All Quiet on the Western Front in this sense is no exception, with the production providing capital and manpower to give the director the means necessary to deliver a technically noteworthy result. Berger, with the complicity of the work of the excellent director of photography James Friend, takes the opportunity to bring home a solid war drama that can compete openly in the international market.

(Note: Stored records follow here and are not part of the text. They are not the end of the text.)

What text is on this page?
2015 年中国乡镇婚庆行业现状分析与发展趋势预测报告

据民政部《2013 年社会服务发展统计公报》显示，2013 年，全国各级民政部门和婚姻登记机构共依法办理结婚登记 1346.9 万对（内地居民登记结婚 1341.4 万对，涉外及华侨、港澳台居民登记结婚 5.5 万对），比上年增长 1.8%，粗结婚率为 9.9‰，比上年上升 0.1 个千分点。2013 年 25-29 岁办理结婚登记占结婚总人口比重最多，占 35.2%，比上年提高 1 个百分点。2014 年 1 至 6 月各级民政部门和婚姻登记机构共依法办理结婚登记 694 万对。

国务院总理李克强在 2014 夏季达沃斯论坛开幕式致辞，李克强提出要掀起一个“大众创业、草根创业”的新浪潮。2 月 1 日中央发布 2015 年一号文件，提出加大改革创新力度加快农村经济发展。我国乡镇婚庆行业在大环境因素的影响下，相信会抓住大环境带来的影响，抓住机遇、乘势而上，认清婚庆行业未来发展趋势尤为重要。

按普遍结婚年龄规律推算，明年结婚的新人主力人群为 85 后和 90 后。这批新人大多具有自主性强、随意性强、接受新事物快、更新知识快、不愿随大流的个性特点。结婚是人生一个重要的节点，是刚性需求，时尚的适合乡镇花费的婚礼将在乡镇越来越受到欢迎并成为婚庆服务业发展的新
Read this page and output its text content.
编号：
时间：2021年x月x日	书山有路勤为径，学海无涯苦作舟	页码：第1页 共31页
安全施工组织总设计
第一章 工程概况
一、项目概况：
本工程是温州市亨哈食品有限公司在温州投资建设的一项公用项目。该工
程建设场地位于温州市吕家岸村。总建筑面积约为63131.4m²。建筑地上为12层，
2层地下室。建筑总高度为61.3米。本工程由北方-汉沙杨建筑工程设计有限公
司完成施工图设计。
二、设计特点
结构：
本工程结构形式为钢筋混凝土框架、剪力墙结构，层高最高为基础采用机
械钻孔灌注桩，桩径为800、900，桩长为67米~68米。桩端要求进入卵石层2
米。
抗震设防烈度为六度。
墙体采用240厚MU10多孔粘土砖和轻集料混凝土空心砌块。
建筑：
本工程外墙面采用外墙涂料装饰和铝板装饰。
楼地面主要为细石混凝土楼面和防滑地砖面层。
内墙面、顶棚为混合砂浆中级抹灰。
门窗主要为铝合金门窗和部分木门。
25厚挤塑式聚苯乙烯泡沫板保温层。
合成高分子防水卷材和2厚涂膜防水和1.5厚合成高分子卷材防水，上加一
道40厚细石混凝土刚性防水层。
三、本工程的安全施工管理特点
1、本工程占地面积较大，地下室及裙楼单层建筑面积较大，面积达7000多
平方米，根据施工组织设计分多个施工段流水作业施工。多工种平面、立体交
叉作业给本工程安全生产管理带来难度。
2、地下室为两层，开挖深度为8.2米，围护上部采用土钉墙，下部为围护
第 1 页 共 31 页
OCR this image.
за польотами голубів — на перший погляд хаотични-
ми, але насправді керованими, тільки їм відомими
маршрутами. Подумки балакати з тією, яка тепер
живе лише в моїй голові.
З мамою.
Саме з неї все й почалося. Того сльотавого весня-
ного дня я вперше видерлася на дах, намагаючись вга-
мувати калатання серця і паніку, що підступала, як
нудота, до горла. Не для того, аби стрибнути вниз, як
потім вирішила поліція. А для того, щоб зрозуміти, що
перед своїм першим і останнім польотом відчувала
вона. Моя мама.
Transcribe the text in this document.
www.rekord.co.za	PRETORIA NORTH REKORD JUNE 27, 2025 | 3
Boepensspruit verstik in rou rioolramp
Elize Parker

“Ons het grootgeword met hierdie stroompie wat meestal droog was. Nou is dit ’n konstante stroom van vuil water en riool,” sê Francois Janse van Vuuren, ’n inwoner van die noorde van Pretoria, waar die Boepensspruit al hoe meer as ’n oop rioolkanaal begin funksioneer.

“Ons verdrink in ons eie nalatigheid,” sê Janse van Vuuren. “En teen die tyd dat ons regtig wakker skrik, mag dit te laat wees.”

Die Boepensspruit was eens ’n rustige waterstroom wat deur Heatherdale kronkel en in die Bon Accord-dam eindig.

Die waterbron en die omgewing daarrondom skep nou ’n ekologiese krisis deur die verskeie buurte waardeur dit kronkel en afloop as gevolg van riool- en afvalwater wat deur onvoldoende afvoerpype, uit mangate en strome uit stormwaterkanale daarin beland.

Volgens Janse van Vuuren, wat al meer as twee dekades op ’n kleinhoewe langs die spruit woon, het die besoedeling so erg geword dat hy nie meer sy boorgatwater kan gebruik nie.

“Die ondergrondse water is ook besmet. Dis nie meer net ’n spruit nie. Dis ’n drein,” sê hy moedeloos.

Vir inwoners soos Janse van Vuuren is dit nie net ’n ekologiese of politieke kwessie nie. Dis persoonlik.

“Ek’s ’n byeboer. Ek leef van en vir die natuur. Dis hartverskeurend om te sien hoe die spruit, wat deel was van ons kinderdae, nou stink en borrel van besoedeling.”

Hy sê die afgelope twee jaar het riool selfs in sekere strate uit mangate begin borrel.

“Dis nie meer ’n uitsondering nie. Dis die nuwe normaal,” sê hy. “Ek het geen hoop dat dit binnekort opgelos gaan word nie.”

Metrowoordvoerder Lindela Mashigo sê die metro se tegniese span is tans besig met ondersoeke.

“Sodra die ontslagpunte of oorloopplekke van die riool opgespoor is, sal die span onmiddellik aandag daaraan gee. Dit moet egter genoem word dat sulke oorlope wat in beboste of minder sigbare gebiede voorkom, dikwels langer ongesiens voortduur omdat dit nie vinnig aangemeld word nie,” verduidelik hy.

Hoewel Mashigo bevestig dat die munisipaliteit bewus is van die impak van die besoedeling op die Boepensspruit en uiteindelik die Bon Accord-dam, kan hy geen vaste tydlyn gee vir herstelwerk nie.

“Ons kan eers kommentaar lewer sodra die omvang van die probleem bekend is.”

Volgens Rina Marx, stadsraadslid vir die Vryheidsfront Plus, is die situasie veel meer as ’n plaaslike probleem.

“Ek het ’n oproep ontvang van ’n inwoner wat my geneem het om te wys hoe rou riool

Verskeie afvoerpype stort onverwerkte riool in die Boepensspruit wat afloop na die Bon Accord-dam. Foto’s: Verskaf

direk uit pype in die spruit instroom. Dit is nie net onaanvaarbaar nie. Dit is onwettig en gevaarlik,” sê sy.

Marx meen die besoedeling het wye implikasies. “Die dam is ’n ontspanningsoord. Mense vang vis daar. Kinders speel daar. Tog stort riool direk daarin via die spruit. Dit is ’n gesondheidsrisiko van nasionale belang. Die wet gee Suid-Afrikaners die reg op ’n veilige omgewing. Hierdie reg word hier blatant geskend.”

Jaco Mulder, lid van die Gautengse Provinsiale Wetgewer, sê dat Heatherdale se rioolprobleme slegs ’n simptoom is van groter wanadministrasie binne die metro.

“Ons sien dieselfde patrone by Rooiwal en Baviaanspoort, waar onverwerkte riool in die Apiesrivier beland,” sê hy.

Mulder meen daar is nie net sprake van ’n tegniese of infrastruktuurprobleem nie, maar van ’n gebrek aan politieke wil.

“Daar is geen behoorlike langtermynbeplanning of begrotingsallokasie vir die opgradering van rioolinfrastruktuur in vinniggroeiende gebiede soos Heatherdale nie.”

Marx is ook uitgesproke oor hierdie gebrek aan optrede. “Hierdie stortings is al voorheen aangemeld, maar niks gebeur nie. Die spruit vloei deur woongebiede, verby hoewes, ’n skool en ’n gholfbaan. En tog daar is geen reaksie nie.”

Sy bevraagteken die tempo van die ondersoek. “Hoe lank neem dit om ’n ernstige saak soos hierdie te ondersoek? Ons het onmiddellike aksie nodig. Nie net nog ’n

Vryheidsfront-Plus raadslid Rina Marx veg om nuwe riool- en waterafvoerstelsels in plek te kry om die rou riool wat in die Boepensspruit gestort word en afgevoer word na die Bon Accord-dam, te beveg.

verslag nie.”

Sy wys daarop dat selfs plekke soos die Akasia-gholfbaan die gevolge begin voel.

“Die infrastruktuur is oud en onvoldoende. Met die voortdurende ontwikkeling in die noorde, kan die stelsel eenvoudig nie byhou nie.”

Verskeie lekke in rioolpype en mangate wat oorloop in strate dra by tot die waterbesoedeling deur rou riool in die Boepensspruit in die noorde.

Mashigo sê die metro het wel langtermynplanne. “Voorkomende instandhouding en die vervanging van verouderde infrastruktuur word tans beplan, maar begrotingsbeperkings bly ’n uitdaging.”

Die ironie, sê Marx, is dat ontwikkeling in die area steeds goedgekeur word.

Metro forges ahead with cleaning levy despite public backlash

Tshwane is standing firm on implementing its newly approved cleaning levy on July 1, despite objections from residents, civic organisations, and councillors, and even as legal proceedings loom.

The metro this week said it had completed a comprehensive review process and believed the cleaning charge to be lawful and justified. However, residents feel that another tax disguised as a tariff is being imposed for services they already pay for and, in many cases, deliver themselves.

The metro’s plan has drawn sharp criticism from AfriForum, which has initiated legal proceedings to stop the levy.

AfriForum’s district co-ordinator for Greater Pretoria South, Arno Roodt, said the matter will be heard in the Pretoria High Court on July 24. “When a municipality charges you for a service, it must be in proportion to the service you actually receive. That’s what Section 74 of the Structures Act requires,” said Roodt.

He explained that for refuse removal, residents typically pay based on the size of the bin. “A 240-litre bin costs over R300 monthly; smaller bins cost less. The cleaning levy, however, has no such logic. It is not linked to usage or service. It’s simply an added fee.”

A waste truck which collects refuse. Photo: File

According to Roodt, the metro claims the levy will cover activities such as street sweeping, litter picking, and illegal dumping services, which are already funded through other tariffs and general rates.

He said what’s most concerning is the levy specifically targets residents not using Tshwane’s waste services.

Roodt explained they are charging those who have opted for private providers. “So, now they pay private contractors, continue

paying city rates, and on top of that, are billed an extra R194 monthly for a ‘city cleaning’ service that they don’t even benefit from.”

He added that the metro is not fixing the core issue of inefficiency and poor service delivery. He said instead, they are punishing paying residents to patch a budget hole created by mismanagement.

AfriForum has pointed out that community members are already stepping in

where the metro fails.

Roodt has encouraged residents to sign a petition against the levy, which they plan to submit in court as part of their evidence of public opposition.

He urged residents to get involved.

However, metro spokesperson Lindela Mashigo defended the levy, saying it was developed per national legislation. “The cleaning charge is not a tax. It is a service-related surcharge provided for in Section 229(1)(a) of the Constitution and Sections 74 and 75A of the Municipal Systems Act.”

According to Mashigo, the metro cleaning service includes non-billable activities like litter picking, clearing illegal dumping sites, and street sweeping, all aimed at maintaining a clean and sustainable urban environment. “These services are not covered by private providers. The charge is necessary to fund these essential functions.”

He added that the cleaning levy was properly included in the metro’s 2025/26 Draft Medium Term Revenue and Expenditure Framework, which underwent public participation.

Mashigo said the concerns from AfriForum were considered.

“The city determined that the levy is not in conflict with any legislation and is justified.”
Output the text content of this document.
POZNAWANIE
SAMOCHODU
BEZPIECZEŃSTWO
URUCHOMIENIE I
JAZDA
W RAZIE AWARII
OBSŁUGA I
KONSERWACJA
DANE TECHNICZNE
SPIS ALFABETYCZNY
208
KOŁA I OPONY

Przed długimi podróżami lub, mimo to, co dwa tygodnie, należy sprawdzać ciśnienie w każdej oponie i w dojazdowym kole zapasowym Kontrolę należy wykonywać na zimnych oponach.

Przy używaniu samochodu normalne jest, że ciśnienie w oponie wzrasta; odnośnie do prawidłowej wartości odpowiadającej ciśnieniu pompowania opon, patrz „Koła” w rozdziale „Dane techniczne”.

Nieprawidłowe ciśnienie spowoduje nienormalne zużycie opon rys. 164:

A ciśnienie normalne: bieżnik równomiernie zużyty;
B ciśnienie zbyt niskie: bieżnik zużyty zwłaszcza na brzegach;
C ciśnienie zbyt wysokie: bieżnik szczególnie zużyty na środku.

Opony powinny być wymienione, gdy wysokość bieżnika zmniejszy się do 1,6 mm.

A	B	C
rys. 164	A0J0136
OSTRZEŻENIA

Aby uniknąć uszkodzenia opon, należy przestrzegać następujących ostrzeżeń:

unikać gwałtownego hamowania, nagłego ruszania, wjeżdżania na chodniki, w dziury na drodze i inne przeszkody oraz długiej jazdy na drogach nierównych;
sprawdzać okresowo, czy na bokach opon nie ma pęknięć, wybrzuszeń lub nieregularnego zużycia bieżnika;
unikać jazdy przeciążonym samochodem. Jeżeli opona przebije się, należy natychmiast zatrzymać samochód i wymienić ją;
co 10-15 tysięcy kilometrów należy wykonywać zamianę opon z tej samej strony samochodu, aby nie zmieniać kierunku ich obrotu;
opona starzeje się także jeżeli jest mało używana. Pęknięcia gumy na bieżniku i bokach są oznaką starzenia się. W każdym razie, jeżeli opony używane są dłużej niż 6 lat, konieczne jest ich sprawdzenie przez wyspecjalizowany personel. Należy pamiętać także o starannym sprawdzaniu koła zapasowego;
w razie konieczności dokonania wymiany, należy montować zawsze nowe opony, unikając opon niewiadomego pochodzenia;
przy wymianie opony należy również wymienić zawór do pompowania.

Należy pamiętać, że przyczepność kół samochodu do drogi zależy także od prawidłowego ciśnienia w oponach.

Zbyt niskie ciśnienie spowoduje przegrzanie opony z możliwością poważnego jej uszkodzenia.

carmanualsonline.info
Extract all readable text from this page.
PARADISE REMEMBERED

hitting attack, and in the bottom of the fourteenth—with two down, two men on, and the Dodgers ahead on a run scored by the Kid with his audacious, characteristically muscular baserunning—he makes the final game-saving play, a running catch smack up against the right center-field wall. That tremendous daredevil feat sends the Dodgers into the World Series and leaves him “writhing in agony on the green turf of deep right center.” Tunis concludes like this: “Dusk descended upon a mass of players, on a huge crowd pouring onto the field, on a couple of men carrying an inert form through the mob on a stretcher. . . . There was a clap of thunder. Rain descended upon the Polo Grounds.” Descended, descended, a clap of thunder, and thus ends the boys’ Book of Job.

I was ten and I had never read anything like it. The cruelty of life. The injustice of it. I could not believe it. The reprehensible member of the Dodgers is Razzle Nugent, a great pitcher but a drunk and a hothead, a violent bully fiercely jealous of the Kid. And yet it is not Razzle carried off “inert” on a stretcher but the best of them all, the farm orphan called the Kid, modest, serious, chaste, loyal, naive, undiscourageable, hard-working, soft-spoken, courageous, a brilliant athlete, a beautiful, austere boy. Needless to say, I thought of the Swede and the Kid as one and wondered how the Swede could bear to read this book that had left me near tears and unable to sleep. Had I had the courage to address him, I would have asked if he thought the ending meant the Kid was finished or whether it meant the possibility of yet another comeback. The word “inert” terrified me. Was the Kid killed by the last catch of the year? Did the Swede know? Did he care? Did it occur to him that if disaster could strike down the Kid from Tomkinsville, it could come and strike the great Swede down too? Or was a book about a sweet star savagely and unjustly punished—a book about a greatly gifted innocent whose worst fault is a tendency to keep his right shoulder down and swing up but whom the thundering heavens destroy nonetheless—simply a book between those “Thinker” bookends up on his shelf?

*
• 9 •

All Quiet on the Western Front Review: The Last Words
The direction offers imposing and impactful scenes that restore the spectacularity of the actions and at the same time the epic dimension that is an integral part of the DNA of films that can be inscribed in the vein in question. The filmmaker opens with a fight scene and at regular intervals brings others to the screen in which the smell of blood and death seems to accompany the sight. In this, his version of All Quiet on the Western Front seems to have found a compromise between Horizons of Glory and the aforementioned 1 917 if one decides to remain anchored to the historical period and in this Berger was really up to the occasion.